Chciałoby się rzec: nadeszła historyczna chwila w polskiej polityce. "Diagnoza Trumpa i Kaczyńskiego jest właściwa, ale zastosowane leczenie już nie"- stwierdził były prezydent Lech Wałęsa. Zważywszy na sposób, w jaki odnosi się od dłuższego czasu do lidera Prawa i Sprawiedliwości, nie da się nie zauważyć tej drobnej pochwały. Oczywiście, za pochwałą poszła od razu krytyka, jednak jakże odmienna od wcześniejszych wypowiedzi Lecha Wałęsy...

Wałęsa udzielił wywiadu "Dziennikowi Gazecie Prawnej". Pierwszy przywódca "Solidarności" ocenił, że obecnie doszliśmy do momentu, w którym czas zadać sobie pytanie o to, jaki fundament w Europie przetrwa. 

"Komunizm odpada, kapitalizm w takiej formule, jak obecna, też odpada. A co z populizmem i demagogią? Na poziomie kraju da się tego jeszcze jakoś upilnować, ale w szerszej skali? Jesteśmy dziś pośrodku drogi. To czas wyboru"-podkreślił były prezydent. Zdaniem Lecha Wałęsy, jesteśmy w epoce "słowa, dyskusji i rozmowy". W tym miejscu polityk przytoczył fragment Prologu Ewangelii wg Św. Jana: "Na początku było Słowo". Jak znaleźć kompromis w sytuacji, gdy każdy ma swoje zdanie, także zupełnie odmienne od naszego? Wałęsa ocenił, że potrzebna jest dyskusja. 

"I dobrze, że zdarza się nam w niej Trump czy Kaczyński, bo skoro nie podoba nam się to, co robią, wymuszają na nas poszukiwanie rozwiązania. Oczywiście, części z nas oni pasują, ale co z tymi, którym nie? Ci liderzy przez swoje działania zmuszają nas do aktywności, wypracowywania nowych rozwiązań"-wskazał. A następnie... zaskoczył! Były prezydent od razu uprzedził, że za chwilę wypowie słowa, które nie wszystkim się spodobają: "oni (Trump i Kaczyński- przyp. red.) mają właściwą diagnozę". 

"Słusznie podnoszą, że pewne rzeczy trzeba poprawić, zmienić, bo nie są dobre.
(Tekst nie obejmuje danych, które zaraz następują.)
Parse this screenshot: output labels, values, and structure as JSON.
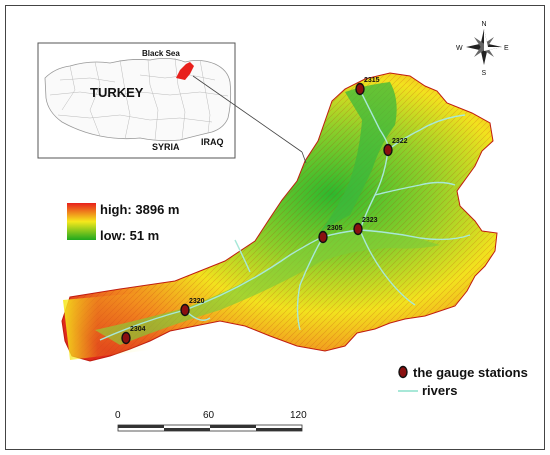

Innymi słowy, ich diagnoza jest właściwa, ale zastosowane leczenie już nie"- podkreślił pierwszy przywódca "Solidarności". Wałęsa ocenił, że warto trzymać się postulatów Kaczyńskiego i Trumpa, jednak "z odpowiednim krytycyzmem". 

"Znajdźmy te właściwe lekarstwa. (…) W epoce dyskusji powstaną nowe pomysły, a co za tym idzie, wyłoni ona nowych liderów"-stwierdził. 

 

Czy były prezydent nie mógłby zawsze w tak rozsądny i wyważony sposób wypowiadać swoich poglądów? Czy potrzeba było wcześniej tyle nienawiści? Nie można było tak od razu?